Il preteso «diritto al figlio»: una nuova forma di schiavitù – CulturaCattolica.it

La settimana scorsa è stata caratterizzata da due eventi che scardinano dal profondo l’istituto familiare.
Da una parte, vi è la pronuncia della Corte Costituzionale italiana che ha dichiarato l’incostituzionalità della legge italiana sulla procreazione medicalmente assistita (legge 40), nelle parte in cui non ammette sul territorio nazionale la fecondazione eterologa, ossia l’utilizzo di gameti provenienti da un donatore esterno alla coppia richiedente. L’effetto della sentenza è tale che l’ordinamento giuridico deve ora adeguarsi e il servizio sanitario nazionale deve assicurare, a chi lo richieda, tale pratica. Ovviamente occorrerà una legge che stabilisca la proprietà dei figli così ottenuti in laboratorio, visto che la procreazione vede la presenza di più soggetti, potenziali padri e madri, coinvolti. Uso un linguaggio apparentemente brutale, ma reale.
Il secondo fatto è rappresentato dallo scambio di embrioni avvenuto per errore all’ospedale Pertini di Roma, che di fatto ha realizzato una fecondazione eterologa non voluta, ed ha scoperchiato il vaso di Pandora sui problemi aperti. Una madre sta per dare alla luce due gemelli ottenuti con materiale genetico di un’altra coppia. Di chi è il figlio?
E via con le ipotesi. Conta più il patrimonio genetico o la gestazione? Conta più la biologia o il fatto materiale della nascita? Conta più la volontà degli adulti coinvolti, o si deve far riferimento a criteri stabiliti una volta per tutte, per determinare maternità e paternità? E nel caso in cui eventuali contratti di genitorialità non siano poi rispettati dai contraenti, che succede?
Sono domande che al momento non hanno risposta. In ogni caso, qualunque soluzione possa ipotizzare l’uomo, dal punto di vista pratico e giuridico, essa non sarebbe comunque capace di risolvere l’enorme mistero della nascita di una nuova vita umana e della sua accoglienza in una famiglia.

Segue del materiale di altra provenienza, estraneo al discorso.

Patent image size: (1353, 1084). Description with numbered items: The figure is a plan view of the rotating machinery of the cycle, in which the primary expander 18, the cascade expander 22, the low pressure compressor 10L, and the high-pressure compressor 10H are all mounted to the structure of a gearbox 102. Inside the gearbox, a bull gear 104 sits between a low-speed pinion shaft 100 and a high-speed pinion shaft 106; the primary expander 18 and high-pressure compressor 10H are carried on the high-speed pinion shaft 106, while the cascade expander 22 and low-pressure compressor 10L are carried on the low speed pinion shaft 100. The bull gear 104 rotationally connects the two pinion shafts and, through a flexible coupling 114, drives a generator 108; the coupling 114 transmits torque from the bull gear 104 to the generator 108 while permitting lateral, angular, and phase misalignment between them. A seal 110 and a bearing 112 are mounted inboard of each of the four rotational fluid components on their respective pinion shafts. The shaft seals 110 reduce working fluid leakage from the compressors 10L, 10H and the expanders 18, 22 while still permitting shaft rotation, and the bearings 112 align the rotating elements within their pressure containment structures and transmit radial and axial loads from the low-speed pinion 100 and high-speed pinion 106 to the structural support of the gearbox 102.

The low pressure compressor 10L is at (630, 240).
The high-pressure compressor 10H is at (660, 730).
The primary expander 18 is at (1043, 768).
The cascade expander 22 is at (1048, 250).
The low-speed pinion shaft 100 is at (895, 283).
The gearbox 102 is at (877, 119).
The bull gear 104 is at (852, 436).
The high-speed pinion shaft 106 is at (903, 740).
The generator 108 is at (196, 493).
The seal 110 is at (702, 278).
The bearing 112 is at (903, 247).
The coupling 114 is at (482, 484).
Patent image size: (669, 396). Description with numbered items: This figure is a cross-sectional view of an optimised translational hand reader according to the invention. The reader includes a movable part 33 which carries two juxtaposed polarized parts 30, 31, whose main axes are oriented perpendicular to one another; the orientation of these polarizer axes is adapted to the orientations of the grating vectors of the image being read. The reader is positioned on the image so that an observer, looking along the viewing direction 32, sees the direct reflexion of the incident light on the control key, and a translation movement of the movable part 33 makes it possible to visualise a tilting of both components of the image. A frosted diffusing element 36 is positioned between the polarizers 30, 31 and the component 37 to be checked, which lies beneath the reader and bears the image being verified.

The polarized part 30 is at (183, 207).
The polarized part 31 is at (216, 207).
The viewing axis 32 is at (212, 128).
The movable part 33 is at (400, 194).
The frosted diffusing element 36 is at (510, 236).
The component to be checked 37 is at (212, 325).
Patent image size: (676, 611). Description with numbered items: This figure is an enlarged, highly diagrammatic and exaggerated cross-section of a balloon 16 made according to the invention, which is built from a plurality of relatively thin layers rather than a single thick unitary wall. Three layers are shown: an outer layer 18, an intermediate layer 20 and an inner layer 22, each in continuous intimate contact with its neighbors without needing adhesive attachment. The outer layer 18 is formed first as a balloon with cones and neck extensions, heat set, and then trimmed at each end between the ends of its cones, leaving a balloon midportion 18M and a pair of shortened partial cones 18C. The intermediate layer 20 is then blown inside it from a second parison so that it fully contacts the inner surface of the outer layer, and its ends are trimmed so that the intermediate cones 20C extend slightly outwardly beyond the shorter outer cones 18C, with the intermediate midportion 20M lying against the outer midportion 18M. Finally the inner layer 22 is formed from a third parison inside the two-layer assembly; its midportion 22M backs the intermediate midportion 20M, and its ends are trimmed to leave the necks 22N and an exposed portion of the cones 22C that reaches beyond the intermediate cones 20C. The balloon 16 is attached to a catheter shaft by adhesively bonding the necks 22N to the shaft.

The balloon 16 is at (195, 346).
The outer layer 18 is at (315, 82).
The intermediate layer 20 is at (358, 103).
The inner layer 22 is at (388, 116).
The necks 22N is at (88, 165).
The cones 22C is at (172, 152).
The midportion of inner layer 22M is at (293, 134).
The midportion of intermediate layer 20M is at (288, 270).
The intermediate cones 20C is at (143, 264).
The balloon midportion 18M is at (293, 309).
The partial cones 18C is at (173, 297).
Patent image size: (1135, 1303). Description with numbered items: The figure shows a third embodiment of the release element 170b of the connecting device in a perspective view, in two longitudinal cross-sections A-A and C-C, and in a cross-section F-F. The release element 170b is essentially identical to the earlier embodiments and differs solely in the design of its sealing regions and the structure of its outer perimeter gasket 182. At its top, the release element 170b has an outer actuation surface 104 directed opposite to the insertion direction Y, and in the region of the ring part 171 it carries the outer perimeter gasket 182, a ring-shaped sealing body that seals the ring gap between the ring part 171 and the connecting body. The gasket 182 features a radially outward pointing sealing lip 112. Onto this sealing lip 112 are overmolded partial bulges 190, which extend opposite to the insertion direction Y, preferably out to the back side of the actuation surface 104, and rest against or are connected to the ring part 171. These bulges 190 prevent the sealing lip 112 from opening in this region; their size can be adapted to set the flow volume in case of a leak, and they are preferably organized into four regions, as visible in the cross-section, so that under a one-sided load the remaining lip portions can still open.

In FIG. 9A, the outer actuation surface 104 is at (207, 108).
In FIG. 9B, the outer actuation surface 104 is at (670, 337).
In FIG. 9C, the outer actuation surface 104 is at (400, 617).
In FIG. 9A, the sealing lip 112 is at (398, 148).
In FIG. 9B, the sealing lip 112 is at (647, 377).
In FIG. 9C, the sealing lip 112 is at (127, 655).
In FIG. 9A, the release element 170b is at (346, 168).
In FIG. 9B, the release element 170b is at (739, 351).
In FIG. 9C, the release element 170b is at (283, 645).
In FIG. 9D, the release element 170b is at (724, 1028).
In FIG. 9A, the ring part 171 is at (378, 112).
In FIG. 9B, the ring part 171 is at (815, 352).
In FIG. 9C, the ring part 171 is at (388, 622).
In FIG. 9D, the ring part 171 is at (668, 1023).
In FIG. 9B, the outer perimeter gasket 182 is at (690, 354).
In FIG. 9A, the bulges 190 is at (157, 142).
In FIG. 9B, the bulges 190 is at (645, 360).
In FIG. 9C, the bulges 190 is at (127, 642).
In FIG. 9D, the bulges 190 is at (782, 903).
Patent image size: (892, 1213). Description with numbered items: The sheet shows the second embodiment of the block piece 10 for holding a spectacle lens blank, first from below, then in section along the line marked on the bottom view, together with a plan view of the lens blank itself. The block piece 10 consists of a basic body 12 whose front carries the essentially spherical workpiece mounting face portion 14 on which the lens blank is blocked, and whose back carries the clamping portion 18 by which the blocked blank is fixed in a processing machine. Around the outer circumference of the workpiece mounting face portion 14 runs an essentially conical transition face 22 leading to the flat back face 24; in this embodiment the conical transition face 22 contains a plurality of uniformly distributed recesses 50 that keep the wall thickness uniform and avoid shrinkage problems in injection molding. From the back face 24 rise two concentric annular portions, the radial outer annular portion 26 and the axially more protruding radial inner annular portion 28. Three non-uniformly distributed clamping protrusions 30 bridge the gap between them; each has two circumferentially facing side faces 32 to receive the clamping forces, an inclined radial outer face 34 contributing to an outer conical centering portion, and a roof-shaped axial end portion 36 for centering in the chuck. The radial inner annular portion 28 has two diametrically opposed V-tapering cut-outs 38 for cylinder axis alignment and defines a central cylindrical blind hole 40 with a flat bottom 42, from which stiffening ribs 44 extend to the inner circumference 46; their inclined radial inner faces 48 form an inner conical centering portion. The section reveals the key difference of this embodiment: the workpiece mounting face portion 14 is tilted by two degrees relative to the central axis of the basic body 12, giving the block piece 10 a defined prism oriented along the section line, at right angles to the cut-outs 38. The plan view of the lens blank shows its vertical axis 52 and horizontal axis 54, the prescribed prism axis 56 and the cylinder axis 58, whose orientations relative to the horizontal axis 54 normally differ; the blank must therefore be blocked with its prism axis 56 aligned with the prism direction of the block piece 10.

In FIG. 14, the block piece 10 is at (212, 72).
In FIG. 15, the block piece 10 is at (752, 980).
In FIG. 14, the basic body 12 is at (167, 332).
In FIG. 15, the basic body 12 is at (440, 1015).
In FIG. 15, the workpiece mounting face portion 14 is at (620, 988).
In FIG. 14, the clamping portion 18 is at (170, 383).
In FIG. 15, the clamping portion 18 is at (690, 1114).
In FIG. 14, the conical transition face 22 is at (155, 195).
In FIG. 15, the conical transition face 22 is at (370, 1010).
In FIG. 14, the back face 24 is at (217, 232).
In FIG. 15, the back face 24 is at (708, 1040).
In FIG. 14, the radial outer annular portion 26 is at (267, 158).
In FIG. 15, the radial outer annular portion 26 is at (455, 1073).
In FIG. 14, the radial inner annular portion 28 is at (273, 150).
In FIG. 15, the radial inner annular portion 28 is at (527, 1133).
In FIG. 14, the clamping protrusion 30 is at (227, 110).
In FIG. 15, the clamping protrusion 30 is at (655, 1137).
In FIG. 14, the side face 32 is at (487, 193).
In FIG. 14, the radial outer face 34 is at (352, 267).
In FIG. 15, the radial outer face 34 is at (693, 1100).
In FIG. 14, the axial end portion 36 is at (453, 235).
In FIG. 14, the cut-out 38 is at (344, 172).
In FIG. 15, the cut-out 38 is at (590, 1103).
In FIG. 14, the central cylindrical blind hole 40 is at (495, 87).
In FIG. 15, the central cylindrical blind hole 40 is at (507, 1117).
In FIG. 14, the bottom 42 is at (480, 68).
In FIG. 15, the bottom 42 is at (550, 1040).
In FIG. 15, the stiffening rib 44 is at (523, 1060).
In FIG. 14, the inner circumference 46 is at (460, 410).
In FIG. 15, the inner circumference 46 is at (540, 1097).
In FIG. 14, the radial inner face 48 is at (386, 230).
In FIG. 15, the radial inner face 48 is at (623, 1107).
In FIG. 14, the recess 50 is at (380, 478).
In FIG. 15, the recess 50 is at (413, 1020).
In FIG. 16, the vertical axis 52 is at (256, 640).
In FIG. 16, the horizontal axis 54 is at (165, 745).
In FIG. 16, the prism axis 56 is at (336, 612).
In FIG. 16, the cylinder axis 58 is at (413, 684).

Sono domande che partono da un’iniziale posizione umana di profonda ingiustizia. Con la fecondazione eterologa si spinge al massimo grado il diritto della coppia ad avere un figlio, tanto da permettere di utilizzare materiale genetico altrui. Una volta affermato il principio – come ha fatto la Consulta – perché, poi, dovrebbe impedirsi di chiedere a terzi di sostenere la gravidanza in nome e per conto di altri? Perché, avendone la possibilità, dovrebbe impedirsi di pagare qualcuno che permetta di realizzare quel diritto? Che differenza ci sarebbe poi tra l’utilizzo di donatori esterni mediante strutture ospedaliere o mediante strutture a pagamento, tra uteri volontari o uteri in affitto? Nuove forme di schiavitù si stanno imponendo a un mondo sempre più distratto.
Il preteso diritto al figlio è antropologicamente devastante, perché significa disconoscere completamente il diritto del figlio ad avere un’identità familiare, ad essere inserito in un percorso chiaro e certo di riconoscimento generazionale, con tutti i problemi che conseguono in ordine alle possibili rivendicazioni di più genitori, biologici o meno, a eventuali disconoscimenti di paternità o a sopravvenute pretese da parte dei donatori.
La risposta alle pretese degli adulti soffoca ancora una volta il diritto dei figli, e le possibili risposte ai problemi che ciò comporta non sono alto che toppe provvisorie e cedevoli, che non fanno altro che amplificare la lesione arrecata ai nostri figli e al futuro dell’umanità.
E’ questa la società che vogliamo lasciare ai nostri figli?